Dr. D J Greaves: CARDs behavioural datasheets.
CARDs Project Proposal.
This page is a strawman project proposal for work starting in 2009.
CARDs: Compositional Automated Reasoning Digests
The project goal is to develop new form of machine-readable datasheet for controller components. This will be designed to support an incremental and compositional formal method for checking component assemblies. In general terms, it will be applicable in a huge number of fields, ranging over hardware design, middleware, web services and application software.
As the main project result, we will try to generate a scalable, automated reasoning system for testing safety, deadlock and liveness assertions expressed using temporal logic or inferred from monitor code. The electronic datasheet for a component contains a summary of the component's active and reactive behaviour. This enables us to determine how it will interact with other controllers or whether the system might become unstable given additional paths to inputs from outputs. A large number of additional views of the datasheet can be created by re-arranging the functional representation and concise summaries of the useful views can be indexed and stored, ready for rapid access. The idea is that this facilitates rapid checking when components are combined. If the components are different sub-circuits on a silicon chip, then an overnight check might be considered rapid. If the components are two sets of train carriages that join to form a longer train, then rapid means within seconds. For the train, an example of what we might want to prove is that all the doors of the combined train are all openable from any of the drivers' compartments.

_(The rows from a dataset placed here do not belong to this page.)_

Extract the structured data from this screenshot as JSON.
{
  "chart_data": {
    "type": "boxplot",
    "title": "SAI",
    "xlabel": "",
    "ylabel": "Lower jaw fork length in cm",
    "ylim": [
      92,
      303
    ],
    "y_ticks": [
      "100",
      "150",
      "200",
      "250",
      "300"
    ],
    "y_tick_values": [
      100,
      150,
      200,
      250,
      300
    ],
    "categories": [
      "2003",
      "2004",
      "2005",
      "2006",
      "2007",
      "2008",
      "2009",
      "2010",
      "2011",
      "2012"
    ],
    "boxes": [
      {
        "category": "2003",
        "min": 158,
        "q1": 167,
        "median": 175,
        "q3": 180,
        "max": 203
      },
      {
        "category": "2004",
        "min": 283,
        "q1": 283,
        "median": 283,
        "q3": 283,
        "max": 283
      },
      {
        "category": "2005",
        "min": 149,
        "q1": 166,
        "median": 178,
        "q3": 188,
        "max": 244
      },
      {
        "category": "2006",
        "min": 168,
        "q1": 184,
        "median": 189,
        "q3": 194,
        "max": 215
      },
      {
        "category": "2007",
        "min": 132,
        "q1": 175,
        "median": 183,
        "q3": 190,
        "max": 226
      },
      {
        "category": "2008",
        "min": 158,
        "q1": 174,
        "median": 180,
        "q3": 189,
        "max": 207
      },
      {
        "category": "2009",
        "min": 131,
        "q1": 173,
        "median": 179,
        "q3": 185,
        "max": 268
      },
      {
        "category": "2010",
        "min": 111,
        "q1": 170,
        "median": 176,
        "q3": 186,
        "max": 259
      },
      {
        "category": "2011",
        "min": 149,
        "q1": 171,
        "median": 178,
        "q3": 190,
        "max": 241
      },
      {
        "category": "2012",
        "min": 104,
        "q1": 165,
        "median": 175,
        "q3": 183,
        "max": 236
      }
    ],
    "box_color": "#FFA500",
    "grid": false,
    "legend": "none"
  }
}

In this work, we may not make any fundamental contribution to automaton theory or formal methods. Instead, we take an engineering approach to the deployment of existing techniques that have scalability problems, such as symbolic model checkers.

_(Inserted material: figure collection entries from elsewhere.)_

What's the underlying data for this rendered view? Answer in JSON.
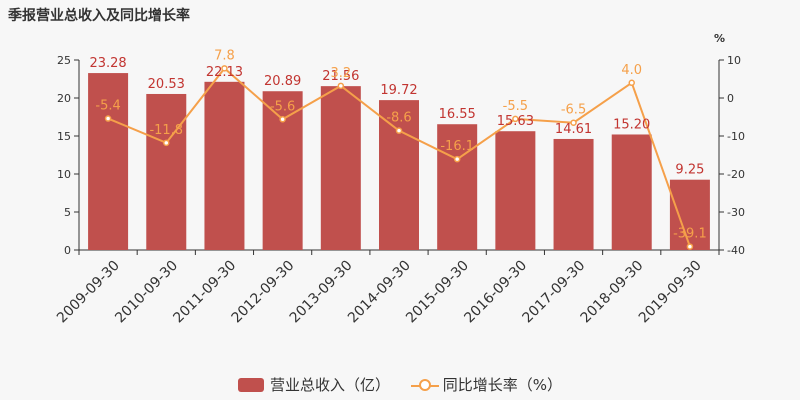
{
  "chart_data": {
    "type": "bar",
    "title": "季报营业总收入及同比增长率",
    "categories": [
      "2009-09-30",
      "2010-09-30",
      "2011-09-30",
      "2012-09-30",
      "2013-09-30",
      "2014-09-30",
      "2015-09-30",
      "2016-09-30",
      "2017-09-30",
      "2018-09-30",
      "2019-09-30"
    ],
    "series": [
      {
        "name": "营业总收入（亿）",
        "type": "bar",
        "axis": "left",
        "color": "#c0504d",
        "values": [
          23.28,
          20.53,
          22.13,
          20.89,
          21.56,
          19.72,
          16.55,
          15.63,
          14.61,
          15.2,
          9.25
        ],
        "labels": [
          "23.28",
          "20.53",
          "22.13",
          "20.89",
          "21.56",
          "19.72",
          "16.55",
          "15.63",
          "14.61",
          "15.20",
          "9.25"
        ]
      },
      {
        "name": "同比增长率（%）",
        "type": "line",
        "axis": "right",
        "color": "#f5a04a",
        "values": [
          -5.4,
          -11.8,
          7.8,
          -5.6,
          3.2,
          -8.6,
          -16.1,
          -5.5,
          -6.5,
          4.0,
          -39.1
        ],
        "labels": [
          "-5.4",
          "-11.8",
          "7.8",
          "-5.6",
          "3.2",
          "-8.6",
          "-16.1",
          "-5.5",
          "-6.5",
          "4.0",
          "-39.1"
        ]
      }
    ],
    "left_axis": {
      "min": 0,
      "max": 25,
      "ticks": [
        "0",
        "5",
        "10",
        "15",
        "20",
        "25"
      ]
    },
    "right_axis": {
      "min": -40,
      "max": 10,
      "unit": "%",
      "ticks": [
        "-40",
        "-30",
        "-20",
        "-10",
        "0",
        "10"
      ]
    },
    "grid": false,
    "legend_position": "bottom-center"
  },
  "legend": {
    "bar_label": "营业总收入（亿）",
    "line_label": "同比增长率（%）"
  }
}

We can also introducing the idea of checkability constraints on compiler tool flows, so that the class of automated reasoning tool needed to check the object code is explicit: e.g. what forms of induction are needed to reason about the current module. Previous work on proof-carrying code has concentrated on ensuring the code conforms to already-known constraints, whereas in my work we support checks that were not envisaged at the time the object code was generated.
In the CARDs project, we will seek to develop a compositional automated reasoning architecture for machine-readable component data sheets suitable for various component assembly scenarios, including system-on-chip and safety-critical sensor/actuator systems.
Our approach is based on a common logic, naming, signature and indexing representation for the interfaces between components, the properties that need to be ensured, descriptions of their behaviour and various digests thereof. Creating a structure supporting digests for compositional automated reasoning (CARDs) is the main focus of this work. A digest is an abstract representation of a component that assists in rapid automated reasoning. A digest consists of a simplified machine or other intermediate data-structure that can be re-used and hence speed up contemporary approaches to checking system properties. A digest can include topological information about state space diameter, clique structure or that is helpful for selecion of BDD ordering. It can include specific refinement abstractions that encompass externally-observable behaviour or are useful for partial order reduction or as generated by previous counter-example directed abstraction refinements. Digests may contain already proved results about a component. They are digitally signed and can be stored and retrieved from a local file system or a remote server using, say, HTTP.
There are two major ways of combining components: synchronously and asynchronously. In theoretical terms, each may be modeled by the other, but for scalable and rapid automated reasoning, it is generally helpful to treat them separately. Commonly, a number of components are combined synchronously and then these sub-assemblies are further combined asynchronously. CARDs defines digests that are useful for both forms of composition. For example, in a system-on-chip, sub-circuits are combined synchronously within a clock domain and in hard-real time avionics, a master clock is also commonly distributed between a number of instruments. However, at the higher-levels, all systems tend to use asynchronous combination: a system-on-chip has numerous clock domains and an avionics model must include un-clocked behaviours spanning magnitudes of timescales such as a mechanism hitting a limit switch.
As well as providing a framework for storing individual component digests, CARDs also defines a method for naming and storing digests about particular combinations of components. This facilitates a general dynamic-programmimg approach, whereby previous results can be retrieved and new results saved for future use.
It is hoped to extend the CARDs project so that various classes of component can be included. The class of a component is defined by the mathematical complexity of its behaviours. Our initial work is confined to discrete, finite-state components and systems. We wish to extend this classification in two directions. Firstly, we want to quantify the difficulty within a class, so that, for instance, we might make guarantees about how long it will take to prove results about systems composed only of some sub-class X of component. Secondly, we envisage including other well-known decidable logics, such as the octagon domain of linear programming or extension based on various types of induction needed to complete a proof.
Another possible extension is to experiment with loose matching in digest lookup. It is quite common for an apparently new component to be nothing more than an existing component with minor changes. Clearly, many of the intermediate results remain applicable. In addition, information that is used only as a hint in the automated reasoning, such as what was a good abstraction for a counter-example based result, can be soundly reused with the only risk being extended search time if the hint turns out to be in the wrong direction.
To be continued: last updated November 2008.